Fourth-party risk is rising to the top of most auditors and examiners list when it comes to evaluating financial institutions vendor management program. Fourth parties are your vendor’s third parties and subcontractors. These vendors you will not have a direct contract; however, your vendor does, and relies on these vendors to produce a product or service for them. Most of the time these vendors will be visible in your vendor’s SOC reports and should also be easily identified by your vendor as those classified as critical in their own vendor management program.

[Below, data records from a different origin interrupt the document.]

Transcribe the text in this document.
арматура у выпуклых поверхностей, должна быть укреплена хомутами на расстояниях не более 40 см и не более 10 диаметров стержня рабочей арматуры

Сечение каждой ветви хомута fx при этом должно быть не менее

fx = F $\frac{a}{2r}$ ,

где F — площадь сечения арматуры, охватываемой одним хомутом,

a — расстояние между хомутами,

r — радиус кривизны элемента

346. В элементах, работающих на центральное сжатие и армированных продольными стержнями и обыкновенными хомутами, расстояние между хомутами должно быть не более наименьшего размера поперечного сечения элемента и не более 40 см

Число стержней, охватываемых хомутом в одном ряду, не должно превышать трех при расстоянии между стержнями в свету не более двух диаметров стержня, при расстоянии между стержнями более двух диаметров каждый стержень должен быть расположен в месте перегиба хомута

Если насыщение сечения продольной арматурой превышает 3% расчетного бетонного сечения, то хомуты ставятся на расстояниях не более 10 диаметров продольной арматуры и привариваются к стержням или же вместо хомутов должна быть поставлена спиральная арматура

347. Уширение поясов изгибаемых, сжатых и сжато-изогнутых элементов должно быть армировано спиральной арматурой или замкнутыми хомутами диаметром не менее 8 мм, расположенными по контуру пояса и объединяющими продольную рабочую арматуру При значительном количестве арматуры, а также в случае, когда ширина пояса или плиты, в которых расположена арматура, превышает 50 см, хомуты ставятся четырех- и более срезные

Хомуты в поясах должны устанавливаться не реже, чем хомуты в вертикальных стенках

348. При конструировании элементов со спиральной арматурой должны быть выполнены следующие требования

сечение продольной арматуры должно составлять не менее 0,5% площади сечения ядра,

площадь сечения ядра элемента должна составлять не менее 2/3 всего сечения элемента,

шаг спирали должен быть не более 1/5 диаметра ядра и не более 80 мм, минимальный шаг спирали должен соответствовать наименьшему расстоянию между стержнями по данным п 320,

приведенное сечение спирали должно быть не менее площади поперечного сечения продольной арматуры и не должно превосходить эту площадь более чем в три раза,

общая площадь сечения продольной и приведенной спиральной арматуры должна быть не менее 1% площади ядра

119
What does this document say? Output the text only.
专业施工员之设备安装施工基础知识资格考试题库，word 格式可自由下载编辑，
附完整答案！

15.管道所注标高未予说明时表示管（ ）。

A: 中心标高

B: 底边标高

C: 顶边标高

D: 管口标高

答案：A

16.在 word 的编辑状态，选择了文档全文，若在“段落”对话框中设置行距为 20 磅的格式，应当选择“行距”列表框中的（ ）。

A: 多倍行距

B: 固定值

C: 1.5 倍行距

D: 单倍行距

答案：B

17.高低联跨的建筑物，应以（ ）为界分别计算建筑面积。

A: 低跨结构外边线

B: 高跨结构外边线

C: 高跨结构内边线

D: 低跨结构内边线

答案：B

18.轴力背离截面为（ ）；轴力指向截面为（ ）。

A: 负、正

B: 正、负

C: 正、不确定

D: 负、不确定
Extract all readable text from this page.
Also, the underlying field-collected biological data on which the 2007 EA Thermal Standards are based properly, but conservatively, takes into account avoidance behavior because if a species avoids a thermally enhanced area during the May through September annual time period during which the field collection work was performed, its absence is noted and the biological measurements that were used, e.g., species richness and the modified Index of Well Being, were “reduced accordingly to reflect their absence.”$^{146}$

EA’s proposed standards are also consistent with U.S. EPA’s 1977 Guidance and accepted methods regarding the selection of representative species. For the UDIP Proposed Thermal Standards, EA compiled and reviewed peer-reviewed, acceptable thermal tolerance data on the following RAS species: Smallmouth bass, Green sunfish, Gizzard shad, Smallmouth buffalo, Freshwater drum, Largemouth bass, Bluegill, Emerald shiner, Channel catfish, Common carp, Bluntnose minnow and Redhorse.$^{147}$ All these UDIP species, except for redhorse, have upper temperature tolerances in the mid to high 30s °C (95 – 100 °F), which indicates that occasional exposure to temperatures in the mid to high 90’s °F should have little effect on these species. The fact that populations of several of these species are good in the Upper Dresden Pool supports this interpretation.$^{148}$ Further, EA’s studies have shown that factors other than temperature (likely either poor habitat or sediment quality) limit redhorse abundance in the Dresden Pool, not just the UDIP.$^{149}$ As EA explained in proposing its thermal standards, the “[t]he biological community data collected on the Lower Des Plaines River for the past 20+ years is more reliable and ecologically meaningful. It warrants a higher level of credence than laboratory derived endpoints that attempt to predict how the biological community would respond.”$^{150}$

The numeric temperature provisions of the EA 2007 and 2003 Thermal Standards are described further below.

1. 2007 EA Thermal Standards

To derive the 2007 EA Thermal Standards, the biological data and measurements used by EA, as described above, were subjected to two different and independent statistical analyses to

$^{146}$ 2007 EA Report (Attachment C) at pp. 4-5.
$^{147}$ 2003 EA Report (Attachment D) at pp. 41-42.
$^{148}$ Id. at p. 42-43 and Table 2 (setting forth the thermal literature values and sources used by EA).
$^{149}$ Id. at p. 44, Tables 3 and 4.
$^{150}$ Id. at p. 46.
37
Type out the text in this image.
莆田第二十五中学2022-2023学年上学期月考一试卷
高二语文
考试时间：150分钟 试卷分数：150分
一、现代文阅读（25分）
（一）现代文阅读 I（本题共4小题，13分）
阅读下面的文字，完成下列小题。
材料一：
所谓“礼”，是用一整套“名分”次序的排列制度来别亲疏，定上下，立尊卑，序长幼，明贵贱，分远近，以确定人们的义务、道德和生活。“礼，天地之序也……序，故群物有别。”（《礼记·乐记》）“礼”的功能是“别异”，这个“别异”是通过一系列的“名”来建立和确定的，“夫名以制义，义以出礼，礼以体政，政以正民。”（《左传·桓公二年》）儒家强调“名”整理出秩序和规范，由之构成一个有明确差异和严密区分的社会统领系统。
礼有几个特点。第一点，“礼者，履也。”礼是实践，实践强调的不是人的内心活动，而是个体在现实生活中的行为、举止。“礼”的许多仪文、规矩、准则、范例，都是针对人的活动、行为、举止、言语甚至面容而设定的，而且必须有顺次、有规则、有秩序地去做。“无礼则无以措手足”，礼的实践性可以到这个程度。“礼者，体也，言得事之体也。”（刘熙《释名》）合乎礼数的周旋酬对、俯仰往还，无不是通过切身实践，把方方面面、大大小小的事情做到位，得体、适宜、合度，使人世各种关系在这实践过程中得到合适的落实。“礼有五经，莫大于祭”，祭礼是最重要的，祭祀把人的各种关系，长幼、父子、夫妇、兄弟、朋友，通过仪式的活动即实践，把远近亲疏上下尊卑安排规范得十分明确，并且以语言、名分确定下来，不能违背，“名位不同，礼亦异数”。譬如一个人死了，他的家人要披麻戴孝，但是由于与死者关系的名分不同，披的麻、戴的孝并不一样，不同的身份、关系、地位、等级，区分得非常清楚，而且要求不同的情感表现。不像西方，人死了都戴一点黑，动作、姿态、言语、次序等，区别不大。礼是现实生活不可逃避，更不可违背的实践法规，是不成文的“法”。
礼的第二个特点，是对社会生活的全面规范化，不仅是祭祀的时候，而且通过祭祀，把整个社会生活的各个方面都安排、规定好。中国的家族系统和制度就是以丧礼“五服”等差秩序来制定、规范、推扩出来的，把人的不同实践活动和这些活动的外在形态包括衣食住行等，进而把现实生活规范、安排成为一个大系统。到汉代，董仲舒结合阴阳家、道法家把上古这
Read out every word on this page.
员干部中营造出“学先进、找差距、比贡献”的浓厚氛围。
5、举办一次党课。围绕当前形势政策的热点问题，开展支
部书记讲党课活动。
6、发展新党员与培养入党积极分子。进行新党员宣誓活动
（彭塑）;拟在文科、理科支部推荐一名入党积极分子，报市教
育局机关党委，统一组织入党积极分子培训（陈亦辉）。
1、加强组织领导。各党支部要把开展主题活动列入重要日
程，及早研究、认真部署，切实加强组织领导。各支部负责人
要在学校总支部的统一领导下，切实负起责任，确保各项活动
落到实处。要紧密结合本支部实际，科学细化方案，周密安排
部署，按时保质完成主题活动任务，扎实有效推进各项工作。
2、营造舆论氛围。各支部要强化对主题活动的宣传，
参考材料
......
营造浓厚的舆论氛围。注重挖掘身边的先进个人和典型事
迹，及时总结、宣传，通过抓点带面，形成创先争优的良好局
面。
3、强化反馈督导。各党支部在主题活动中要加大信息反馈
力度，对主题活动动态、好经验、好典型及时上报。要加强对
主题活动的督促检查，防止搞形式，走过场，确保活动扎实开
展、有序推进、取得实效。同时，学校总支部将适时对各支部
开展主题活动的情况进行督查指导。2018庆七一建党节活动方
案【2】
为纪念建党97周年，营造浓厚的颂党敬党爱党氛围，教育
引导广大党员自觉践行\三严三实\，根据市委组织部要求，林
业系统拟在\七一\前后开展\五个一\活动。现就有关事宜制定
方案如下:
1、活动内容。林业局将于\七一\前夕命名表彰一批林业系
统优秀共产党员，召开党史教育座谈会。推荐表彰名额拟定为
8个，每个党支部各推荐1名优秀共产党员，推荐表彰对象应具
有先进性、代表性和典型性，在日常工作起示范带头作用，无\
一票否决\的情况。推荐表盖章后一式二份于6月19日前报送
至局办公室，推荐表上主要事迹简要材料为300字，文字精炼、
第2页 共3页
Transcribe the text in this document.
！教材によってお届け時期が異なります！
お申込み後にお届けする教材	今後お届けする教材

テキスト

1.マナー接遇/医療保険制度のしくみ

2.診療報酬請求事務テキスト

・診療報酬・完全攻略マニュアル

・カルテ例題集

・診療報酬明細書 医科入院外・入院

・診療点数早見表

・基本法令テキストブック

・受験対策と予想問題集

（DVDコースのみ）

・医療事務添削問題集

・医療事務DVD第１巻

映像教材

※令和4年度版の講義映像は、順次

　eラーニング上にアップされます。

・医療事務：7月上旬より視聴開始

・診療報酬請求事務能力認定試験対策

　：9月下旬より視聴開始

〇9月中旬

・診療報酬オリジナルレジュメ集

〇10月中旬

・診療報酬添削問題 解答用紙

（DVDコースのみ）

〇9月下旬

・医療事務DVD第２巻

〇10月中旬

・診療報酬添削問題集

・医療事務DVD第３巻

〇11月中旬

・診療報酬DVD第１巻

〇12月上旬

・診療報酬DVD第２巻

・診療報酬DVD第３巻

Financial Institutions should care about fourth-party vendors risk, because they are subject to the same risk as your vendors, which puts you at the same risk without having the same oversight that you have over your own vendors. Financial institutions are ultimately responsible for the protection of their customers data, sometimes a fourth-party vendor can expose the financial institution to reputational, operational or cybersecurity risk. All it takes is a single opening for a threat to compromise protected information. Like any risk, there can be serious business implications, from fines to legal issues which can negatively affect a business if the fourth-party risk is unchecked.
The most effective way to manage fourth-party risk is to build a mature, comprehensive vendor risk management program. If you have the right practices and processes in place, then incorporating fourth parties into those processes should feel manageable and mostly seamless. Your vendor management program should help you identify your most critical vendors. Once you do that you can ask them who their vendors are; what products and services do they provide to the vendor that cause them to be classified as critical to their operations; and what due diligence on the fourth-party vendor has your vendor perform on them.